The first democratically elected MMO body, EVE Online’s Council of Stellar Management, has put out a press release saying it’s “pleased” with its first meeting with CCP in Iceland.
“We had a great dialogue with the developers and they were exceedingly open to our ideas and suggestions and pretty straightforward in explaining technical limitations where not. It was clear that some changes we suggested were already on CCP’s agenda, but it was also nice to see the occasional ‘eureka’, ‘why didn’t we think of that?’ moment amongst the developers. This clearly demonstrated the value of the process both to us as players but also to CCP,” said Andrew Cruse, CSM chairman.
Game aside, having a meeting in Iceland would be pleasing to anyone, frankly. Amazing place. Full thing after the link.
‘Internet Chieftains’ Head Home from Iceland
First Council of Stellar Management meeting hailed a success
Delegates from the first democratically elected MMO player Council have declared themselves pleased with their initial face-to-face meeting with CCP (www.ccpgames.com), the developers of leading Internet spaceship game, EVE Online (www.eve-online.com).
Over 25,000 EVE players voted to select the initial nine delegates to represent them on the ‘Council of Stellar Management’ (CSM). Following the elections, the nine Councillors worked with the player base to identify and prioritise game-related issues ranging from combat through economy to design of the user interface. These issues formed the basis of the agenda for the three-day meeting at CCP’s Headquarters in Reykjavik, Iceland.
Prior to the face-to-face meeting, Councillors (and players) aired concerns that the CSM had been created simply as a PR tool to generate publicity for the game.

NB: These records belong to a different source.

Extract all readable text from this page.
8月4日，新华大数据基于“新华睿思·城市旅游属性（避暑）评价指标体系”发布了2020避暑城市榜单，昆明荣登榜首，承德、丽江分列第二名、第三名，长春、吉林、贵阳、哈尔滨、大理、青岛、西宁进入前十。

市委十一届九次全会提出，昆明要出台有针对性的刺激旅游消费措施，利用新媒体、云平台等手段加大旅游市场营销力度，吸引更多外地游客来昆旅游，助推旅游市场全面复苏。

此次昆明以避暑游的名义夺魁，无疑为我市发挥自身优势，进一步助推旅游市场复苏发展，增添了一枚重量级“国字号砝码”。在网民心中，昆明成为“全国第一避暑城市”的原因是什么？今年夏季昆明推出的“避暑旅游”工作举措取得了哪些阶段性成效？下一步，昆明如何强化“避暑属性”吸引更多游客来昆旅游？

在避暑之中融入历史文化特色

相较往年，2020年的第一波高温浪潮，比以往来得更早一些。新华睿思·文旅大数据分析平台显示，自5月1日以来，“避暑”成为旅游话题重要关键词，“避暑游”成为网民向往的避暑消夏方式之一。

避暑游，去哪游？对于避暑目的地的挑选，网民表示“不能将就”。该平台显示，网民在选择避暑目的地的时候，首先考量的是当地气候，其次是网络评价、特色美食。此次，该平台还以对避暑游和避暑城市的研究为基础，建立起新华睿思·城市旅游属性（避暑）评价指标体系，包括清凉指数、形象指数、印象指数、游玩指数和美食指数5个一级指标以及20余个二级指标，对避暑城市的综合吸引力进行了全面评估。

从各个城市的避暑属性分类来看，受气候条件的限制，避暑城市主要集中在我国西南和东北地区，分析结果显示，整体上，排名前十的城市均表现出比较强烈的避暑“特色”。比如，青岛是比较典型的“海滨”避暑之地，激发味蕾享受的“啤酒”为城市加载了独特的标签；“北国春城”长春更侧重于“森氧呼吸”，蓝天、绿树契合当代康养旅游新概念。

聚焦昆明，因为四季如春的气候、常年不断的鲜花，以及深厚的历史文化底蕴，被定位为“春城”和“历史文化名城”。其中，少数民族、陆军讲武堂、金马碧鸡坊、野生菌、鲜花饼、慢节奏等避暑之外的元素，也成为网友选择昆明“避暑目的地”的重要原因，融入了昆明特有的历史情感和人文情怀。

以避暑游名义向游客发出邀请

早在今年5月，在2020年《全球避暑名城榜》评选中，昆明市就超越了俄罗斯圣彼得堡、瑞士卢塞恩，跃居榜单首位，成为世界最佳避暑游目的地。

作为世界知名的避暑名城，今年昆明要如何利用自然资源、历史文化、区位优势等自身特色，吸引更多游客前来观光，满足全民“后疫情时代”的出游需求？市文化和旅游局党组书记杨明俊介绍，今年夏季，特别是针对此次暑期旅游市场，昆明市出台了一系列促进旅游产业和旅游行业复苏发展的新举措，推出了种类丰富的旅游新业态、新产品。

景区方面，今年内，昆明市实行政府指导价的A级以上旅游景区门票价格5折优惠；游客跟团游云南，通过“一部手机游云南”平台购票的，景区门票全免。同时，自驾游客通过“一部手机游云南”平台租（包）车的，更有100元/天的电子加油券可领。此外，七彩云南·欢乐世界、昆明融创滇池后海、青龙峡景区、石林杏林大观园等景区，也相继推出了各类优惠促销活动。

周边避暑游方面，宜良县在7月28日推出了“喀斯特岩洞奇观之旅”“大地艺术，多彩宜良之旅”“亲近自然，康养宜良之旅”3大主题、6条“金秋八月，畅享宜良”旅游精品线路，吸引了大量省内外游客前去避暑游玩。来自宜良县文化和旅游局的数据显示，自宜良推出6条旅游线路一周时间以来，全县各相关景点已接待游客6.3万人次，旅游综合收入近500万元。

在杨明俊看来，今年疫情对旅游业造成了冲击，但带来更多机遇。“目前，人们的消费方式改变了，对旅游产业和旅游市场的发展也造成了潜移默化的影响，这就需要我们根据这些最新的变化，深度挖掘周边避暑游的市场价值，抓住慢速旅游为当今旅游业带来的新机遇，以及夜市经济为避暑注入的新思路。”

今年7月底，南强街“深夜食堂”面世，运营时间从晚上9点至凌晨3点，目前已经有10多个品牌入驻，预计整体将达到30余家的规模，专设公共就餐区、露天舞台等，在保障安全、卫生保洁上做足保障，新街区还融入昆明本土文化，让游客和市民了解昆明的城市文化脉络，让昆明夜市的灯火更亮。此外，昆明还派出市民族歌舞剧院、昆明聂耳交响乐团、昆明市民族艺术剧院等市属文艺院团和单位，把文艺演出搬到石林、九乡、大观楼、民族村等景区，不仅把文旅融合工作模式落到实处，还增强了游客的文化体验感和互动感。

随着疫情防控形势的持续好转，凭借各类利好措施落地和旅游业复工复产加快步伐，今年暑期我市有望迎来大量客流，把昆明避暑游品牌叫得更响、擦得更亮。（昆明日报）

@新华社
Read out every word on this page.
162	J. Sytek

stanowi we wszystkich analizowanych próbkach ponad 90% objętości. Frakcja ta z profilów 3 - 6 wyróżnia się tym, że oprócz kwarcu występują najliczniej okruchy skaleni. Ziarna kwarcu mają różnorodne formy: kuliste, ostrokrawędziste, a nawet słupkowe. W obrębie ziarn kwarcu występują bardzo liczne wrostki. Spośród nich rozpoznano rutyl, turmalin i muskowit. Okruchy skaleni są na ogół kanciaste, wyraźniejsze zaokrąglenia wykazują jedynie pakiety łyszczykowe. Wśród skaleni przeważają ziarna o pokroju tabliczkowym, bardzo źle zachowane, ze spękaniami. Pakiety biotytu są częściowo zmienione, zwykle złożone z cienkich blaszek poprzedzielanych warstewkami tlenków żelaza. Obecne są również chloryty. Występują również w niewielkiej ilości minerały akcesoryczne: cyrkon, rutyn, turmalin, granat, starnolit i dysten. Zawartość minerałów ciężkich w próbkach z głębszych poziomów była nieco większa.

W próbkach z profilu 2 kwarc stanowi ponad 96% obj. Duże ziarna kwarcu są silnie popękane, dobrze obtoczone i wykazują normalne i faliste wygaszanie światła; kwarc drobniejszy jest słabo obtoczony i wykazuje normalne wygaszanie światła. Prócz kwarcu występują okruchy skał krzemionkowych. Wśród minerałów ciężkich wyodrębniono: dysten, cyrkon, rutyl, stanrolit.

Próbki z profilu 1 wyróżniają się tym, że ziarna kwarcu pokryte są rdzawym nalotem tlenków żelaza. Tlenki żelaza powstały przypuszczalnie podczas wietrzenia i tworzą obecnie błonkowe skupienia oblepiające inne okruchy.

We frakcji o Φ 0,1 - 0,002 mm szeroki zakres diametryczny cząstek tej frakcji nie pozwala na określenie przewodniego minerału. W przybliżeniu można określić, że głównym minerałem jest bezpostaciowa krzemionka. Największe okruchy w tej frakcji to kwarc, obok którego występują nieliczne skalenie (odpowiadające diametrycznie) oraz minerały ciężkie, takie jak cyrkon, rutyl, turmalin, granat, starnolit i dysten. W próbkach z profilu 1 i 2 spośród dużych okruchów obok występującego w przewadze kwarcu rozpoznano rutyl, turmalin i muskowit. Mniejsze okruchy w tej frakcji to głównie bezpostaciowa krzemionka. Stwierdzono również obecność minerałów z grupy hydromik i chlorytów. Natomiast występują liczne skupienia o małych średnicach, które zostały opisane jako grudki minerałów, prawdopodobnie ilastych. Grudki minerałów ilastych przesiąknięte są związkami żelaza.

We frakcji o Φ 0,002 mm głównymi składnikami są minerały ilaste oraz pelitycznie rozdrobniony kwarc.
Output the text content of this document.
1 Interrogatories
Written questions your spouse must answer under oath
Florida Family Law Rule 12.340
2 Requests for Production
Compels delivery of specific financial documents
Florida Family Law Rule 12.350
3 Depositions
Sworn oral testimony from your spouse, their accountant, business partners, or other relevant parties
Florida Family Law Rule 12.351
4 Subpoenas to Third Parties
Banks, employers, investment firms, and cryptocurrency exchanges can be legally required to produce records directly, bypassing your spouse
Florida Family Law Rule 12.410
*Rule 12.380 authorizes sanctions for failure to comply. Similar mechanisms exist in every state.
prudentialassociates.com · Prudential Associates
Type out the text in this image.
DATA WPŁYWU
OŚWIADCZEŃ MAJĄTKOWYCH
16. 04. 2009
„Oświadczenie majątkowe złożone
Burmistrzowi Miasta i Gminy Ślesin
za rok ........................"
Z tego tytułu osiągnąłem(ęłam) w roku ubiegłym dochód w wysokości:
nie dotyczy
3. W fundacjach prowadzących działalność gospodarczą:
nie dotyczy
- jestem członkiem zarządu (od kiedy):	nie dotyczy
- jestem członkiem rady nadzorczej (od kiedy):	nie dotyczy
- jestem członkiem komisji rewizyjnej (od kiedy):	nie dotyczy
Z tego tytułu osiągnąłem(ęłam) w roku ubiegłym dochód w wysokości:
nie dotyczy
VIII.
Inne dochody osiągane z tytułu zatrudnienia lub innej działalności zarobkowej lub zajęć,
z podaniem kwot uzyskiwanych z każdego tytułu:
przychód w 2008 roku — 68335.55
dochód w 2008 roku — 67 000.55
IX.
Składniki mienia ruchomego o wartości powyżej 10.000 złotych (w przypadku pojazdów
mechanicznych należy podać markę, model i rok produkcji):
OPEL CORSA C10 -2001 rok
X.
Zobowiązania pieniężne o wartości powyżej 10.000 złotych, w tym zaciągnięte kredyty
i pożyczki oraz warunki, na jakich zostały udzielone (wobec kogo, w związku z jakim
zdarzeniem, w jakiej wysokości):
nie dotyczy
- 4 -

However, it soon became apparent that senior management at CCP have really bought into the process and see a long-term role for the CSM as an important institution for player participation in the future development of EVE.
Over the course of the CSM meeting, more than 30 game related issues were discussed by Councillors and senior members of the CCP development team, which included game designers, programmers, storyline staff and members of the quality assurance team. The meetings were chaired and moderated by a neutral arbitrator from an Icelandic university.
Many issues and ideas raised by the CSM were accepted by CCP and are being built into the game development pipeline for implementation in future patches. Other ideas were seen as problematic to implement but compromises and alternatives were discussed for further feasibility investigation by CCP. A few ideas were dismissed outright on the basis of being technically difficult to implement without diverting huge programming/development resources, at the detriment of advancing other elements of the game.
“We had a great dialogue with the developers and they were exceedingly open to our ideas and suggestions and pretty straightforward in explaining technical limitations where not. It was clear that some changes we suggested were already on CCP’s agenda, but it was also nice to see the occasional ‘Eureka’, – ‘why didn’t we think of that?’ moment amongst the developers. This clearly demonstrated the value of the process both to us as players but also to CCP,” said Andrew Cruse, Chairman of the CSM.
As part of their trip to Iceland the CSM Councillors were taken to visit the birthplace of Icelandic democracy at Thingvellir (http://en.wikipedia.org/wiki/%C3%9Eingvellir). Thingvellir is reputedly home to the oldest Parliament in the world. From 930 AD chieftains’ from across Iceland would meet there annually to discuss the law and settle disputes. During the visit to Thingvellir, Dr. Eyjólfur Guðmundsson, CCP’s lead economist, made a rousing speech describing the CSM delegates as the first ‘Internet chieftains’ and ‘pioneers’ of democracy in online communities.
“While it is very gratifying to be described as an ‘Internet chieftain’ what really matters is proving to our constituents, the players of EVE, that we have actually delivered results that improve the virtual universe in which they play. To that extent we are reliant on CCP continuing to be an active partner in the process and delivering on the promises made in Iceland,” said Sean Conover, a CSM delegate.